Unlike the airline industry, which is set to receive more than $50 billion in a government bailout, Tripadvisor’s partners across the travel ecosystem—from the hole-in-the-wall rib joint to Hilton’s all-inclusive resorts in the Caribbean—are not likely to get the same preferential treatment.
To “stop the bleeding,” the company—which averaged about 400 million monthly visitors to its platform in 2019—announced that it would now let visitors to the site purchase gift cards and takeout from their favorite neighborhood restaurants directly through Tripadvisor. That’s crucial, as restaurants represent more than half of the hotels, resorts and activities available to be reviewed on the site.
“We tried to make it as easy as possible for the general population to help out, and then for business owners to be able to take advantage of all these capabilities,” Lindsay Nelson, Tripadvisor’s chief experience and brand officer, told Adweek. “It’s all hands on deck—how do we drive impact right now?”

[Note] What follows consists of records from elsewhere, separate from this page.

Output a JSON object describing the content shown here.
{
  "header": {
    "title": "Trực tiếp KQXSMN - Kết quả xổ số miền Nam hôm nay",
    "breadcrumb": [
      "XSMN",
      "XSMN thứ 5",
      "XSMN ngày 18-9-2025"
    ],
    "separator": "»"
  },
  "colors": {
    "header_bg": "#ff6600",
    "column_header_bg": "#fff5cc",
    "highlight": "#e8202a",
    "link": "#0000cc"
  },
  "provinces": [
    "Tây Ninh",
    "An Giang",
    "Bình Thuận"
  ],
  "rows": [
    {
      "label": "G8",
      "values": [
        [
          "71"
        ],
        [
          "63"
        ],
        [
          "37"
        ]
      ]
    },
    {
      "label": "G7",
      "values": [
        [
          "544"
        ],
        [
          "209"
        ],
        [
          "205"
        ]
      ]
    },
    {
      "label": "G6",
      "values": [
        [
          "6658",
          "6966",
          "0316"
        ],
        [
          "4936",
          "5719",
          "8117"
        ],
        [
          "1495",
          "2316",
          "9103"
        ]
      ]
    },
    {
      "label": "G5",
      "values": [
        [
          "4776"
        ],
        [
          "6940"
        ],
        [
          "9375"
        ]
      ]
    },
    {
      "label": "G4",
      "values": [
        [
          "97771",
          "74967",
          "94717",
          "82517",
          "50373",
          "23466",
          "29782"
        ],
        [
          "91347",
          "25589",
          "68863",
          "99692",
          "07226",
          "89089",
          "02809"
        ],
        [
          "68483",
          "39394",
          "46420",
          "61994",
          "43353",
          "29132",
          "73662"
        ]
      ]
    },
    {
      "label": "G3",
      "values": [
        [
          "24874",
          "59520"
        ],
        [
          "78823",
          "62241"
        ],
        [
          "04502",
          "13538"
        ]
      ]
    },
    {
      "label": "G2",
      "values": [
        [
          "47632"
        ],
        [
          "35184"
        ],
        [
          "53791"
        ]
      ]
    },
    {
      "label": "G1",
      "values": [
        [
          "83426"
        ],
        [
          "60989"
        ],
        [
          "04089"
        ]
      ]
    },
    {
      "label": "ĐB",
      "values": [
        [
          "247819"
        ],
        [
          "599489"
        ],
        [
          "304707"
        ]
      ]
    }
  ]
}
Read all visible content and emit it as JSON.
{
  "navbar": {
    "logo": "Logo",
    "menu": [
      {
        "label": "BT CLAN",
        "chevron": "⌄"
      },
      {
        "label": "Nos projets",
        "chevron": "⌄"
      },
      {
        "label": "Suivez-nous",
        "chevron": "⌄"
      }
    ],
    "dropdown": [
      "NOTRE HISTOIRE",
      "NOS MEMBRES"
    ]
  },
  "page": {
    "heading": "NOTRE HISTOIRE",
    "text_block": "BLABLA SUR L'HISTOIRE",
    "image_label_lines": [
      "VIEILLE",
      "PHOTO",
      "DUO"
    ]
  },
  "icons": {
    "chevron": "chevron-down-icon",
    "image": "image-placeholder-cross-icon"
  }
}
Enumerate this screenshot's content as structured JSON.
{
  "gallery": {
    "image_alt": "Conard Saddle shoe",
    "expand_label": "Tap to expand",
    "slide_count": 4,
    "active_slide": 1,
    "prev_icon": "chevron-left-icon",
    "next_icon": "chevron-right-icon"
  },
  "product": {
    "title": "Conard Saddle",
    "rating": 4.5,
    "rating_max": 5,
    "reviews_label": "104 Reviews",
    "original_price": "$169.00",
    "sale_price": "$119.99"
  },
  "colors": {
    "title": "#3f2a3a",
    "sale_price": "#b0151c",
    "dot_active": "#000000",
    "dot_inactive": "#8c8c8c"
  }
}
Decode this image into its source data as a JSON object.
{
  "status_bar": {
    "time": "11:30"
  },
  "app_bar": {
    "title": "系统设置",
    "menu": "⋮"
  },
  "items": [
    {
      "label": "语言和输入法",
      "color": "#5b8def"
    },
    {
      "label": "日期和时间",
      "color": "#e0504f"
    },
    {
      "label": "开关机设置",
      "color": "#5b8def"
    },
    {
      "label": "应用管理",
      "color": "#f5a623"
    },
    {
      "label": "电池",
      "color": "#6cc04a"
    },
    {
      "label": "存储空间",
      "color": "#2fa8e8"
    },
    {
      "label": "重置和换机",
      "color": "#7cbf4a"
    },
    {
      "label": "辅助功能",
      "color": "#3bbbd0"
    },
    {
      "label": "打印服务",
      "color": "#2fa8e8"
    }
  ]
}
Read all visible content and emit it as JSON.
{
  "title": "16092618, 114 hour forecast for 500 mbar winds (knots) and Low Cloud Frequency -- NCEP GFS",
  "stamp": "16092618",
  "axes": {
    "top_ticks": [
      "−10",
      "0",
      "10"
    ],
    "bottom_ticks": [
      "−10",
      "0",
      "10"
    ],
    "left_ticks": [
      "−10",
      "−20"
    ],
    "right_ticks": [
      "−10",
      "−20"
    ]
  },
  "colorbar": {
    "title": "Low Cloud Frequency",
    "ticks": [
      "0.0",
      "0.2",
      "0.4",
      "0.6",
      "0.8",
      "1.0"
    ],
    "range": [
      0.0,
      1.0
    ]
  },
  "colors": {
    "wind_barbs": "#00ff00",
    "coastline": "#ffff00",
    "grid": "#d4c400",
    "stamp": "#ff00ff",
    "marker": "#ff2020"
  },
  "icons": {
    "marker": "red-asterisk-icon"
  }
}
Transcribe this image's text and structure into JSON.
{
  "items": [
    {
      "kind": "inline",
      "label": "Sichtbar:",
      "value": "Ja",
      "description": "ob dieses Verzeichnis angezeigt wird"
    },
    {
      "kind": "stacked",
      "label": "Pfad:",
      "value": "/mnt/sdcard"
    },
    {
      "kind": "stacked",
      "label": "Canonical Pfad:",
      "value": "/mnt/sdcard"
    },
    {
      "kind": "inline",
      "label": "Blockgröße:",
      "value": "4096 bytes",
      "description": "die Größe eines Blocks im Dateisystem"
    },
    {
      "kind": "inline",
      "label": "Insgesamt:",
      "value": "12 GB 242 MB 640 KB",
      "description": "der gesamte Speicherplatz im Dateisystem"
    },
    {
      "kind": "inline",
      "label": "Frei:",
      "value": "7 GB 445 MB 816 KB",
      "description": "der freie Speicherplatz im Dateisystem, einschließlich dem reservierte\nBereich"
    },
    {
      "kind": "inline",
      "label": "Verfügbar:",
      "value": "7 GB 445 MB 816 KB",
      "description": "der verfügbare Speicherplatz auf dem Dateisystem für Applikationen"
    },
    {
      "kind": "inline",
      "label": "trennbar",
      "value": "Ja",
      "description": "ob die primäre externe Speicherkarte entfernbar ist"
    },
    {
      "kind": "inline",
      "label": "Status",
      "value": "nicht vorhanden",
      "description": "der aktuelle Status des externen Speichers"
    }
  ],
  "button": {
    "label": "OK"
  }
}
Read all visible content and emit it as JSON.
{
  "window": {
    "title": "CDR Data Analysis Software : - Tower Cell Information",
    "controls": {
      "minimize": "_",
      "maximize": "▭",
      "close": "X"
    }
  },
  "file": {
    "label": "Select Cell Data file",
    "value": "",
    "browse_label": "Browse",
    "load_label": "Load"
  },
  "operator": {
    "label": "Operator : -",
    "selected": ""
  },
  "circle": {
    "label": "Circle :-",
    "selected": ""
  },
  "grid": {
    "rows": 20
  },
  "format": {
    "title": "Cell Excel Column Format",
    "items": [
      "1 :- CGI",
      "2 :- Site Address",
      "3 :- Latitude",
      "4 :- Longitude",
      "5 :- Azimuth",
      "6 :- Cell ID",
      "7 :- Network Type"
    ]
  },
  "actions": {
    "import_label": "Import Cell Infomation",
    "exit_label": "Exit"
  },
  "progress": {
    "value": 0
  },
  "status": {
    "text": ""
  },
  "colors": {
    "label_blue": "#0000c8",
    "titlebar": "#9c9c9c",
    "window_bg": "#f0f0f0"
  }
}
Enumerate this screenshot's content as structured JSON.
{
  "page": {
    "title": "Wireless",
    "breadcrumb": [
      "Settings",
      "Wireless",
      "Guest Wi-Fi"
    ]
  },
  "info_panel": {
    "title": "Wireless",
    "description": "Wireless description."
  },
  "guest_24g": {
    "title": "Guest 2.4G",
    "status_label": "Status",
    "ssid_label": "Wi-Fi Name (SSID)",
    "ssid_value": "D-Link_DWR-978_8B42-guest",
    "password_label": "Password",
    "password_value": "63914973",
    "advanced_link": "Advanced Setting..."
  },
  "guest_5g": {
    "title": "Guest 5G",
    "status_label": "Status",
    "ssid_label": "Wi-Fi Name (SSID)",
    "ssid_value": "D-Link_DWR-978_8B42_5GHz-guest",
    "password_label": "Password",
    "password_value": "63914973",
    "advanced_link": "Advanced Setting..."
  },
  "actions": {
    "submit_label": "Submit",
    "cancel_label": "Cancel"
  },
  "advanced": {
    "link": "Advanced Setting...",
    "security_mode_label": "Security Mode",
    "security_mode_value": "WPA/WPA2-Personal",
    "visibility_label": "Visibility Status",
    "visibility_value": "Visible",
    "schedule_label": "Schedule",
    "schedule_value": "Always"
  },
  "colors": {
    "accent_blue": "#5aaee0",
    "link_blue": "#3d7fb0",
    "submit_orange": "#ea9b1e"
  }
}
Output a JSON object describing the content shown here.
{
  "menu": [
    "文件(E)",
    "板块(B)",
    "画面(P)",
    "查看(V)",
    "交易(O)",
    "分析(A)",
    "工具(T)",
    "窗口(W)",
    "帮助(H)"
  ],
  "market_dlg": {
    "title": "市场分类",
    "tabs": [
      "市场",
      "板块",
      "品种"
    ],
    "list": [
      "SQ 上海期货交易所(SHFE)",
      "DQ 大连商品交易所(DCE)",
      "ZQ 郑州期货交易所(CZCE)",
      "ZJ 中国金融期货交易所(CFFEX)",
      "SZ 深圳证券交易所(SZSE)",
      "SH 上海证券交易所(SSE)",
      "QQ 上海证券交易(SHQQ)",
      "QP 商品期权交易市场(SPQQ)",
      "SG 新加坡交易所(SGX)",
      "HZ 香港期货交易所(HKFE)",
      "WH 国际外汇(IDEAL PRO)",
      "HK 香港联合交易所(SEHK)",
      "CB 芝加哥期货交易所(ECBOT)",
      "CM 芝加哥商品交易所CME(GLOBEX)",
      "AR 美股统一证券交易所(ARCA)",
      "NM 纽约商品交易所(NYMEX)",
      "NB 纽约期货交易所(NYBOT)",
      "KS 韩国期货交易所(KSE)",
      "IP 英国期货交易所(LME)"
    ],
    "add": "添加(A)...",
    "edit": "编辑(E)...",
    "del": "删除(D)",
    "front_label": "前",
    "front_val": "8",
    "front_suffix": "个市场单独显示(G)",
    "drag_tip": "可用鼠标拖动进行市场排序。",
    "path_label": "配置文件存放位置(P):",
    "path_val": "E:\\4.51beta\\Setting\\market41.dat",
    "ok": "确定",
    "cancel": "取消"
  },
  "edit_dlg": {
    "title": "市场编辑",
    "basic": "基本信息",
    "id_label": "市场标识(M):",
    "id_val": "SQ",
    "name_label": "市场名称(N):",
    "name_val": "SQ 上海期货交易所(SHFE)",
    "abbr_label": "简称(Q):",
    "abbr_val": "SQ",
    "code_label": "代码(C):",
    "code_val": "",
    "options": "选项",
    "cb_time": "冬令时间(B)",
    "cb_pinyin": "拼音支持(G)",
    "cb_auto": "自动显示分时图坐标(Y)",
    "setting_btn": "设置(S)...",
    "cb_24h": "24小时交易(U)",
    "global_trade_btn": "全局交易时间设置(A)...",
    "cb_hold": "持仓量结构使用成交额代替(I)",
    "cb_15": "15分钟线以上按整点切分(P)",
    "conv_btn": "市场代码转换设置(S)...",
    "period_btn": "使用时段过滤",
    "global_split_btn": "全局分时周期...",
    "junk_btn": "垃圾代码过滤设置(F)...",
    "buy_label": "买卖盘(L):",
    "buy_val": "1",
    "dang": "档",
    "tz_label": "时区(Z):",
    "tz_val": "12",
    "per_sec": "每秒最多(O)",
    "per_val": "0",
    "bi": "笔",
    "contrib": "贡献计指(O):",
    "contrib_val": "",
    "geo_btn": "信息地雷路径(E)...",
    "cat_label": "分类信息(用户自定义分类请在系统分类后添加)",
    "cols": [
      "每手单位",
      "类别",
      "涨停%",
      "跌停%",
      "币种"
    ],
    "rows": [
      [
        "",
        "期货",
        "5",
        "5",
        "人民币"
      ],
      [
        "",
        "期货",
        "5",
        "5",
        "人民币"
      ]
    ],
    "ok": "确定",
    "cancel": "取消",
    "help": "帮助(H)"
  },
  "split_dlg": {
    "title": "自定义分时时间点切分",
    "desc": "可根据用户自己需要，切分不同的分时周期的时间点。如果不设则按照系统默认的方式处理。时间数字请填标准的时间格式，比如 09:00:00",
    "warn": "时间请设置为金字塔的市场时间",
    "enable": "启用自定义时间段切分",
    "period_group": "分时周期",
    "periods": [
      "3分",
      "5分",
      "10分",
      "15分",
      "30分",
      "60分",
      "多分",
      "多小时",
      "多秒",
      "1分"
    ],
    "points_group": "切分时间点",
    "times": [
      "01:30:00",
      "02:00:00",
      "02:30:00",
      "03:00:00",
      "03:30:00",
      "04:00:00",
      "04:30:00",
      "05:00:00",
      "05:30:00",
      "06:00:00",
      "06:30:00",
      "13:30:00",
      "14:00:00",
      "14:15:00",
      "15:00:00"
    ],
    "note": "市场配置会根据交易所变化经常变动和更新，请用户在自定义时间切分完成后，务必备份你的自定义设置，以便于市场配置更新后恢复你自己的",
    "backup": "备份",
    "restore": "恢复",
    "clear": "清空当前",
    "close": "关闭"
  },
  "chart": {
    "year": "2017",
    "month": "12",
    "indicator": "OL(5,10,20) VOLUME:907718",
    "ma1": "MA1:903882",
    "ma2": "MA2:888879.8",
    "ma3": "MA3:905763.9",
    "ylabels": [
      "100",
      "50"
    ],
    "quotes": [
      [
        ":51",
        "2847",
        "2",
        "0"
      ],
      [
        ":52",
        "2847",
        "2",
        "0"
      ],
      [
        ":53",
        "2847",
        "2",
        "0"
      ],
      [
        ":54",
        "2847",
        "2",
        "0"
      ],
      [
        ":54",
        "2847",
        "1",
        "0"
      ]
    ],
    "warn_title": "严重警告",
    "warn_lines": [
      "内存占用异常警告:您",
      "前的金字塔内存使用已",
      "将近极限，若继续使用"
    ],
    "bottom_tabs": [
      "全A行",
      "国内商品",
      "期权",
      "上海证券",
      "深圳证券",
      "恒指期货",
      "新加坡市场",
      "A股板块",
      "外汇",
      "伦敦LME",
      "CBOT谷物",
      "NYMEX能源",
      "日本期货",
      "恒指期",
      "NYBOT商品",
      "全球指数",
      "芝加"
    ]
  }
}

Although figures are still unclear, a Tripadvisor spokesperson confirmed that at least 10,000 “mom-and-pop” restaurants will be listed on the site, and users will be able to search through Gift Card and Takeout tags.
Of the $1 million set aside for aid, $150,000 will go to World Central Kitchen, a nonprofit founded by chef Jose Andres that provides meals in the wake of natural disasters, and the Restaurant Workers Community Foundation, which provides financial support to restaurant owners and workers.
In a matching campaign, Tripadvisor will match $1 for every post that includes the tag #LoveYourLocal on social media up to $150,000. The brand will share the campaign across its own social channels.
Nelson also said that the brand is working to match healthcare workers on the frontlines of the coronavirus with its hotel members. Tripadvisor ran a trial in the U.K. between the National Health Service and select hotels, and the brand is seeing if it can expand the program globally.
“We can play matchmaker between people needing hotel rooms and hotels that are able to take relief workers. That’s a different way we can show up and we can show up quickly,” Nelson said.
Additionally, Nelson sees Tripadvisor playing a role in the global recovery effort, rebooting local and international tourism through partnerships with destination marketing organizations and tourism authorities.
“Regardless of what the crisis is, the fear lingers longer than the threat,” Nelson said. “That’s what drives the devastation to continue in so many places. We can’t control coronavirus, but we can control the dissemination of information that can abate the discomfort and fear.”
Nelson joined Tripadvisor in November of 2018, and since then the brand has increasingly rolled out new products in anticipation of a rebrand slated for this spring. While it’s still expecting to launch the new homepage, an out-of-home campaign set for transportation hubs across the U.S. has been moved to the summer for obvious reasons.
A paid service that matched Tripadvisor users with professional trip designers has also been shelved, but may be retooled to focus attention on economic relief at the local level.
“We’re aggressively trying to figure out whether there’s a local lens that we could build very quickly,” Nelson said. “As soon as restaurants and bars, museums and community theaters are available to the public, how do we drive as much local activity and local discovery?”